$\begin{align}\sqrt{2} = \frac{a}{b} \\ 2a^2 = b^2\end{align}$
I have the equation above and was told that since the left land side is divided by $2$, $b^2$ is an even number. But to me, the left hand side is times $2$.
$\begin{align}\sqrt{2} = \frac{a}{b} \\ 2a^2 = b^2\end{align}$
I have the equation above and was told that since the left land side is divided by $2$, $b^2$ is an even number.
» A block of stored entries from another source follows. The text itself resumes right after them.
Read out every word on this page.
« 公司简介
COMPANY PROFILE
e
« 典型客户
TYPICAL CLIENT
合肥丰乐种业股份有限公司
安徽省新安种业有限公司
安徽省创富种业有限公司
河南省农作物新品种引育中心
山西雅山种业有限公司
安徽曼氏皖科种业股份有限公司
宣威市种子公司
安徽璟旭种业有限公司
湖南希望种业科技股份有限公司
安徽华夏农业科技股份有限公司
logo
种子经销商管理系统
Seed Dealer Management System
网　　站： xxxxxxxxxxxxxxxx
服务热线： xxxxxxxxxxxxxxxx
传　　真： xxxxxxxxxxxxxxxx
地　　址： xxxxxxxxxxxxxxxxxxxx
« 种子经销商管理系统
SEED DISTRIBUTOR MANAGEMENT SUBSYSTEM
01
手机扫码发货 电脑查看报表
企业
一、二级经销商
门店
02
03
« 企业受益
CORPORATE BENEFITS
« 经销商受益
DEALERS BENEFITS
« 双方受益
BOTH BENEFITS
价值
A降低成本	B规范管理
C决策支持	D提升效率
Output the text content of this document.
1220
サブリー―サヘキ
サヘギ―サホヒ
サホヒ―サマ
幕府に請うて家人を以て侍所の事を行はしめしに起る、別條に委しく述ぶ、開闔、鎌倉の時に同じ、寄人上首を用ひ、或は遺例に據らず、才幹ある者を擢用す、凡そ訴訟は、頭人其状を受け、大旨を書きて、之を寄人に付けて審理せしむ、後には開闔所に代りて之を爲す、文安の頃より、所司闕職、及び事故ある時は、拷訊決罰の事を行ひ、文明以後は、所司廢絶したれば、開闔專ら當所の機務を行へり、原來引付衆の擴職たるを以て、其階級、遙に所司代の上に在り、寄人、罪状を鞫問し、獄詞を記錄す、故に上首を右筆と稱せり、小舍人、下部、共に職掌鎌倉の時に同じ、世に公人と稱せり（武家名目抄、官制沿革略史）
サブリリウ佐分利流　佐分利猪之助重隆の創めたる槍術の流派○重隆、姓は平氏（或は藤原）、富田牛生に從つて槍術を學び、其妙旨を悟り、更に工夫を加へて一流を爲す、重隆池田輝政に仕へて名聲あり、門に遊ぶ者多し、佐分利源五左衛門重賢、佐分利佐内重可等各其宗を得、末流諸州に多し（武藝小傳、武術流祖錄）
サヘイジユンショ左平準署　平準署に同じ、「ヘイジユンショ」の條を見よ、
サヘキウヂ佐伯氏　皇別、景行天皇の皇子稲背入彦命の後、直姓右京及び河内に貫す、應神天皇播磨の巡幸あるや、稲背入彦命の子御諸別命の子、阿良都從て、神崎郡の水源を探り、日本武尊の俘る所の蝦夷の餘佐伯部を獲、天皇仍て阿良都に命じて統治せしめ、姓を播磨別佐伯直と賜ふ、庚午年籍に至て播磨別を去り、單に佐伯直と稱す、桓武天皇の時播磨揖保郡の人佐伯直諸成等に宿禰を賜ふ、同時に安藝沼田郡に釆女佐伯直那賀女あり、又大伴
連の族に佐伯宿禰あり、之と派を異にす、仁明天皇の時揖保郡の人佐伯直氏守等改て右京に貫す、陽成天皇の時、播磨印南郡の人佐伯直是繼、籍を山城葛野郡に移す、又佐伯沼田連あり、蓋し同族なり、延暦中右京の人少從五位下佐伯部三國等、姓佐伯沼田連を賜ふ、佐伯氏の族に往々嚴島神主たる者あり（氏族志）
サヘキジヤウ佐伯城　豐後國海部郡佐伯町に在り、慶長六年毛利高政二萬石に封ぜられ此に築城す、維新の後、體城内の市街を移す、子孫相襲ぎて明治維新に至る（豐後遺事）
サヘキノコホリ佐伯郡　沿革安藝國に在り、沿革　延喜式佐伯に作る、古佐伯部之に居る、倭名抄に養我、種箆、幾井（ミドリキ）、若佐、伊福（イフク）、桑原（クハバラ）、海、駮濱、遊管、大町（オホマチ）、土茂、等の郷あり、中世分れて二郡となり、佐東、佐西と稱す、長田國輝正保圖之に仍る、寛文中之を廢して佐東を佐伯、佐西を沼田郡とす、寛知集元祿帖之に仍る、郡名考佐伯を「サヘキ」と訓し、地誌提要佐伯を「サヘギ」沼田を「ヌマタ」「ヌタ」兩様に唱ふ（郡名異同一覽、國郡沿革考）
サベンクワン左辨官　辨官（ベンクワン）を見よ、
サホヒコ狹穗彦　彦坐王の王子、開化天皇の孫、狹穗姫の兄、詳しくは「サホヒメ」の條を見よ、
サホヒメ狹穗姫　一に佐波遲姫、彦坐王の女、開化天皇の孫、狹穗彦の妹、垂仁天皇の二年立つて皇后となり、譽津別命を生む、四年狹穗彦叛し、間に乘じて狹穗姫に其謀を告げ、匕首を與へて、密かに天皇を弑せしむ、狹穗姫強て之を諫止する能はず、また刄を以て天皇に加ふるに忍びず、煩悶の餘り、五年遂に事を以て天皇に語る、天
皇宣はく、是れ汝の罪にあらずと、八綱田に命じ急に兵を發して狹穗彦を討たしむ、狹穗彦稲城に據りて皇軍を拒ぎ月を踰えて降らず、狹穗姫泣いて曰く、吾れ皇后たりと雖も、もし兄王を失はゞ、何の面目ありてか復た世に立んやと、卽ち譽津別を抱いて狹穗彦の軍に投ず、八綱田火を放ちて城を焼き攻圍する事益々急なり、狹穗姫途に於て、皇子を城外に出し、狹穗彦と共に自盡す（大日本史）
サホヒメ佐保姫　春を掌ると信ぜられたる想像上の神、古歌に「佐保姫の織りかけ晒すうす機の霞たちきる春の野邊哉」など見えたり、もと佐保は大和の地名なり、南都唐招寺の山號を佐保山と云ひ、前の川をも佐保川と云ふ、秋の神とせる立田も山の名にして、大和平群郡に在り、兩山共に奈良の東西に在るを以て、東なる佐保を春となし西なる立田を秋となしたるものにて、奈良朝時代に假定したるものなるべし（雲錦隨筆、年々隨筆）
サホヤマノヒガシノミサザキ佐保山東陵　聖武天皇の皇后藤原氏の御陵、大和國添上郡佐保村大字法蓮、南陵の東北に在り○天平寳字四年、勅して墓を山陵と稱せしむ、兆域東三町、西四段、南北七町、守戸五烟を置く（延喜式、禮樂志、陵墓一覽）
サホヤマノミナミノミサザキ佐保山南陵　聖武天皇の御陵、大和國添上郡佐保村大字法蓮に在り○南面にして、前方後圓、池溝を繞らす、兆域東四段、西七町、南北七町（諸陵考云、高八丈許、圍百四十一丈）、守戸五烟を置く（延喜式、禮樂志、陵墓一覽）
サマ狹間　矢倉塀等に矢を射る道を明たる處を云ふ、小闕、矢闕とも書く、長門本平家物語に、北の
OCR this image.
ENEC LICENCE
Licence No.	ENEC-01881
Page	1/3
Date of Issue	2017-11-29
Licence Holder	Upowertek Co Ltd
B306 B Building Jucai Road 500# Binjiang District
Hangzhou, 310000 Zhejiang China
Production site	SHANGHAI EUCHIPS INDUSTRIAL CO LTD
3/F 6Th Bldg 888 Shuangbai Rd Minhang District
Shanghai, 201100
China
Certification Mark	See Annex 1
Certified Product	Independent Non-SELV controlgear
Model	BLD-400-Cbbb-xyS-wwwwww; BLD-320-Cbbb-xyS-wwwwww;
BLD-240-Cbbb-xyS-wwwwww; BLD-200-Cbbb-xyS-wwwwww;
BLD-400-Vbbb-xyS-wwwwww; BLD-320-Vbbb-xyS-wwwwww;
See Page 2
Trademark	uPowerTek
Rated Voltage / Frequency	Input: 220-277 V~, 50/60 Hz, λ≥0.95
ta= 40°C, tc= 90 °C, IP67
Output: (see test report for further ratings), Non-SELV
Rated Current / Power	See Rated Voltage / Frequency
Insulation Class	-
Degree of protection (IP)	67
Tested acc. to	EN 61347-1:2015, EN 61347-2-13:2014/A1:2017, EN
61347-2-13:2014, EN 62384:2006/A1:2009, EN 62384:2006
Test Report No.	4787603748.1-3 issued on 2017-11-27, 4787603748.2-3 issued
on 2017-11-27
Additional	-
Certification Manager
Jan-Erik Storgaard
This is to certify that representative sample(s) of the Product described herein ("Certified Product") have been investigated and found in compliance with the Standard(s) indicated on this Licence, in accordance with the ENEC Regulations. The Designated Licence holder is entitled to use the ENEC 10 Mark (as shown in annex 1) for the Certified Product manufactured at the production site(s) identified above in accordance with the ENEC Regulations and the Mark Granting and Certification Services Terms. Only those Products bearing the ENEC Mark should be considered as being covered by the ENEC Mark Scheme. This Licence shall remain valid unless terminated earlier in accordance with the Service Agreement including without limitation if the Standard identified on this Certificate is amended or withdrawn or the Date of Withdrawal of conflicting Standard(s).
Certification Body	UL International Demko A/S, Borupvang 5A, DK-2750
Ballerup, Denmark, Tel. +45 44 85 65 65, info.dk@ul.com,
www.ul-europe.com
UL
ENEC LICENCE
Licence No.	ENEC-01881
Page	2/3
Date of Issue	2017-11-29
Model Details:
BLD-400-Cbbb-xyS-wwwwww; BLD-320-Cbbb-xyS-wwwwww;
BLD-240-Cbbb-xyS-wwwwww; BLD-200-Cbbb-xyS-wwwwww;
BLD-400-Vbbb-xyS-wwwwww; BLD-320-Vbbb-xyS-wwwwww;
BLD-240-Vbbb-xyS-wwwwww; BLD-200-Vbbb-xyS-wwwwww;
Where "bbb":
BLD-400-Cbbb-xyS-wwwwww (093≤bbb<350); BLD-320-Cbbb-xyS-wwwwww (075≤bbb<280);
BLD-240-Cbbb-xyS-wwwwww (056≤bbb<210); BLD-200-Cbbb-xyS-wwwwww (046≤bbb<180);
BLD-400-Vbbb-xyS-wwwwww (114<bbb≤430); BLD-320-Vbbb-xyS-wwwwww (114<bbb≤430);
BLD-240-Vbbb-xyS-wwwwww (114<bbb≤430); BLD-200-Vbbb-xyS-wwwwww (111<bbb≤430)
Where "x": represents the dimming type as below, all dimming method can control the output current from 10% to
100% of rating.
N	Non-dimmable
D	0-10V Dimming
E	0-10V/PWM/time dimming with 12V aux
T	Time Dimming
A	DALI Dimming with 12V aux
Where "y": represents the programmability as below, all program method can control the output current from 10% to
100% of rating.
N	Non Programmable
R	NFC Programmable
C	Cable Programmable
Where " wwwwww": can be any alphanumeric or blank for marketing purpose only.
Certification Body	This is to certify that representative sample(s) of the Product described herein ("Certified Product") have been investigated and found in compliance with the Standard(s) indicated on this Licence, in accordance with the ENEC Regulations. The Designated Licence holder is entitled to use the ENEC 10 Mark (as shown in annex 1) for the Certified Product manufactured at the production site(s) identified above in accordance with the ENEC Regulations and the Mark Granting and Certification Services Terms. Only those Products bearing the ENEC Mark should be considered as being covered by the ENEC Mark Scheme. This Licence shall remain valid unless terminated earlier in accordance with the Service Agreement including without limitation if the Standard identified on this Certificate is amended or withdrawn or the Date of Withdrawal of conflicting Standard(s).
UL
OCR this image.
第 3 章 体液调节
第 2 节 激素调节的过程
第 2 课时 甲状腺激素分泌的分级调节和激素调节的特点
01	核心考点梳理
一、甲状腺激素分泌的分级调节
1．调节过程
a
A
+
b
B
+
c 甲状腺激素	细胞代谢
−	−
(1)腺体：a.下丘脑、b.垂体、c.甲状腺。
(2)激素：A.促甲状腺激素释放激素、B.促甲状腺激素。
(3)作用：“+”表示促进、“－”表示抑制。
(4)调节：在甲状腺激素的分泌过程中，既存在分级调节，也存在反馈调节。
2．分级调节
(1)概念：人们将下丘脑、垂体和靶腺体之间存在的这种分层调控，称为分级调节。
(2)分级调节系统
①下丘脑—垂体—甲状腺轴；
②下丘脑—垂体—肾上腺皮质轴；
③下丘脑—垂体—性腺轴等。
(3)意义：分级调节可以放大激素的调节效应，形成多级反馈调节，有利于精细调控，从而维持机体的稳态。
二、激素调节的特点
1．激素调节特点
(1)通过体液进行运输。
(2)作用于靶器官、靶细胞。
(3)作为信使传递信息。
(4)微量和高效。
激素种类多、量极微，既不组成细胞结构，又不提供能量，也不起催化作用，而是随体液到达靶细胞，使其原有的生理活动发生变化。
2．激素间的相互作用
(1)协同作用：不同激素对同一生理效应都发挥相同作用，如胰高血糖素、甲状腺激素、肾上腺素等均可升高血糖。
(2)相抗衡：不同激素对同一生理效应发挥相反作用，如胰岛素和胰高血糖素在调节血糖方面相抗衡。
But to me, the left hand side is times $2$.
I suspect that you were told that the left-hand side is divisible by $2$, which means that it can be divided by $2$ leaving an integer, or equivalently that $2$ is a factor in its prime factorization.
So you've got the equation:
$2a^2 = b^2$
$2a^2$ is obviously even, and as it is equal to $b^2$, $b^2$ is even as well.
EDIT: My mistake, the question was confusion over the phrase "divided by 2".
The LHS is $2a^2$ so it is an even number, since $2a^2=b^2$ it holds that $b^2$ is also an even number.
Note: a number is divisible by $2$ means the number is even
Consider following example:
$a = b$
Now if a is even, that is divisible by 2, then also, since they're equal, b has to be divisible by 2. (Numbers divisible by 2 are 2, 4, 6,etc.)
Let's get back to your example now. You have:
$2a^2 = b^2$
Let's put in following notation, let us instead of $2a^2$ write $x$ and instead of $b^2$ write y.
So we have:
$x = y$
Since $x$ is divisible by 2($x = 2a^2$ so whatever you put instead of $a$ it would be divisible by 2), and therefore using example 1, we have that $y$ is divisible by 2. And since $y$ is the same thing as $b^2$, then $b^2$ is divisible by 2.